THERE WAS A BOY IN OUR TOWN
who thought he was a horse. His name was Emmanuel. My mother said his name was special, that it meant “God is with us.” That was when she told us that Emmanuel was simple-minded and we should never tease him or laugh at him. I don’t know who would have wanted to make fun of him. He must have been about fifteen, that fall my brother was twelve and I was eleven. He was a husky kid, built for running, although I never understood how he ran so fast in those big rubber boots of his.

They were the high, black kind, with the orange soles, and they looked kind of funny with those old suits he wore. I don’t know where he got those suits — they were always too small for him. When he got a new one he would wear it all the time, with a white shirt, like he was dressed up for church, and that peaked cap he had. You didn’t see baseball caps in those days. There were hunting caps with that red flap that folded over to make you stand out in the bush like a big woodpecker, my father used to joke, but no baseball caps. I’ll bet Emmanuel would have loved one of those hunting caps, but all he ever had was an old brown cap with a short bill on it.

And boy, did he love to run.

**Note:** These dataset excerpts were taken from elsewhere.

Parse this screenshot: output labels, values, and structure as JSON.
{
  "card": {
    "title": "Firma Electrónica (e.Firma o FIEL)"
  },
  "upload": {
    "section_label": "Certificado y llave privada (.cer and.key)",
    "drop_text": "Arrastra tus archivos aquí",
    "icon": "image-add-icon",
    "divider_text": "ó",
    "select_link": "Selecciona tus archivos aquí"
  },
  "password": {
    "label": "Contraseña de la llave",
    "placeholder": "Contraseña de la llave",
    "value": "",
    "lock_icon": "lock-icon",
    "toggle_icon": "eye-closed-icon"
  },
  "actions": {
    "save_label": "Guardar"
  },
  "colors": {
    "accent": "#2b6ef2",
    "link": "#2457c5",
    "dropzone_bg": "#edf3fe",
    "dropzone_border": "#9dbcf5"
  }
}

Whenever we’d pass his house on our bikes he’d jump down off the porch and run along beside us, neighing and throwing his head back like a trotter, his boots clomping along like crazy. When a real horse happened by he was in his glory. He would let out that neighing kind of laugh he had and paw the ground with his feet, then pull that old cap down over his ears and take off after the horse. He must have been on the lookout for them all the time, because horses were getting scarce in those days.

There was Mr. Ouimet the bread man who still used a horse, but that was only good for short walks between the houses getting deliveries. Mr. Lafleur the garbage man also used a horse and wagon, which Emmanuel would run beside. Only Mr. Lafleur was an old man and he would yell at him to get away. I think Mr. Dunn, the milkman, had already switched to a truck by that time. So that left only the occasional horse and buggy, like my Uncle Andy’s. Emmanuel loved to see him coming. Uncle Andy would slow down when the boy ran beside him and give him a chance to keep up. They’d run all the way down Main Street like that, my uncle and his buggy and the boy who thought he was a horse. It kind of made you want to smile.